Hedge funds that hook investors on the basis of a well-known ‘star’ portfolio manager may attract capital in the short term, but the shine can wear off, finds a new study by Ernst & Young.

An overwhelming 80% of Asian hedge funds believe investor loyalty lies mainly with the firm’s founding principal, a sentiment matched by only 35% of counterparts in Europe and 48% in the US, according to the Coming of Age global hedge fund survey. By comparison, only 41% of investors say they put loyalty with a fund’s founding principal.

“Investors may look for the star manager for short-term performance, but for long-term performance and for the longevity of their investment portfolio, it may well be that they don’t want the star culture," says Roy Stockell, head of asset management Asia-Pacific at Ernst & Young.

“There is evidence to suggest that it is counterproductive [for hedge funds]," he adds. “If you look at longevity and consistency of performance, it tends to come from firms without a star-manager culture.”

The culture is pervasive in Asia, where some of the biggest domestic hedge fund launches in the past two years have been headed by so-called star managers who have built a track record at other organisations before setting up on their own.

One example is former Goldman Sachs proprietary trader Morgan Sze, who so far has raised about $2 billion for his Azentus Global Opportunities Fund, which began trading this April.

Asia’s less mature hedge fund industry was likely to account for the difference in attitudes between regions, according to the poll of 92 hedge funds globally, which represent about $600 billion in assets under management, and 42 investors in North America, Europe, Middle East and Africa with over $130 billion allocated to hedge funds.
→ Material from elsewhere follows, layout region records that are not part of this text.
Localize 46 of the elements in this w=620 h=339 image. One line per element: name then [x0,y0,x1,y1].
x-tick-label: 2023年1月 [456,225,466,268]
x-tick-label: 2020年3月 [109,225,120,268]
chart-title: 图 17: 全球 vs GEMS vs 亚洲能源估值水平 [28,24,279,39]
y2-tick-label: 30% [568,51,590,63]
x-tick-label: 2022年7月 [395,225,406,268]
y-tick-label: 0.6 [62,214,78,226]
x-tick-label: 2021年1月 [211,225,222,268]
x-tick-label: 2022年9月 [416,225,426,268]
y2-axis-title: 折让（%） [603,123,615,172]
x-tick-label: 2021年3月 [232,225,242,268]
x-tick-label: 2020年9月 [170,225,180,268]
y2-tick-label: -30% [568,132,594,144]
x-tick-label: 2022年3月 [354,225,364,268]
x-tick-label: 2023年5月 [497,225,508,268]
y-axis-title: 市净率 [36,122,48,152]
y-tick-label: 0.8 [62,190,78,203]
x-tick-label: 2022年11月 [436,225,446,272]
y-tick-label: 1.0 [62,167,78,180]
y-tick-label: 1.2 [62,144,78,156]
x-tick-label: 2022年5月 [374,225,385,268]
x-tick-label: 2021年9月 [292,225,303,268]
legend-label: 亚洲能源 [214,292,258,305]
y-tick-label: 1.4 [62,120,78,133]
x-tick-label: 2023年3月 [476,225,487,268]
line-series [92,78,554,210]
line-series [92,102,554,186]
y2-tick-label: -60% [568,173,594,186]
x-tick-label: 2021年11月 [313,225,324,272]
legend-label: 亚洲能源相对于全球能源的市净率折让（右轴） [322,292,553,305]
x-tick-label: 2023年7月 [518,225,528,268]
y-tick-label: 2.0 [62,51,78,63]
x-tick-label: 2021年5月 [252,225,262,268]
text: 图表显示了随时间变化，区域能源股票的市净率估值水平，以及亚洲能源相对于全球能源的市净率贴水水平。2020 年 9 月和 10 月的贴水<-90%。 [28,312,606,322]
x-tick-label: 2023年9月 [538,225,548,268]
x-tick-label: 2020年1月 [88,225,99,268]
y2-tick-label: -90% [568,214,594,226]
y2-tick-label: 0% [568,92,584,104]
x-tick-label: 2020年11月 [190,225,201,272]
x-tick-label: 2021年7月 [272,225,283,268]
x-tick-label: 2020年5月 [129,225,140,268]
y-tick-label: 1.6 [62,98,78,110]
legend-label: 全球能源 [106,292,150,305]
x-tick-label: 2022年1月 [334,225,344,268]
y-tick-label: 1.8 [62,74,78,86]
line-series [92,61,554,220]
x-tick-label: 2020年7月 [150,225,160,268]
No investors from Asia were polled, although there are plans to include them in future surveys, says Stockell.

The findings show marked differences between hedge fund and investor attitudes. “The most striking thing is the discrepancy between what the investors perceive to be important and what the fund managers perceive to be important,” adds Stockell.

In certain areas of governance, Asian hedge funds are ahead of their US counterparts, with 75% of managers in the region believing that independent boards were important, against the 46% by their peers in America and 90% in Europe. Their opinions are mismatched with investors, with 64% in the US and 71% in Europe deeming independence as vital.

“Investor loyalty isn’t necessarily aligned directly to performance anymore,” says Stockell, “because after the crisis in 2008, a lot of people were burned by the lack of liquidity and transparency.”

Investors who decided not to award mandates to certain hedge funds cited governance-related issues, including concerns about risk management policies, inconsistency of available information and lack of an independent board, according to the survey.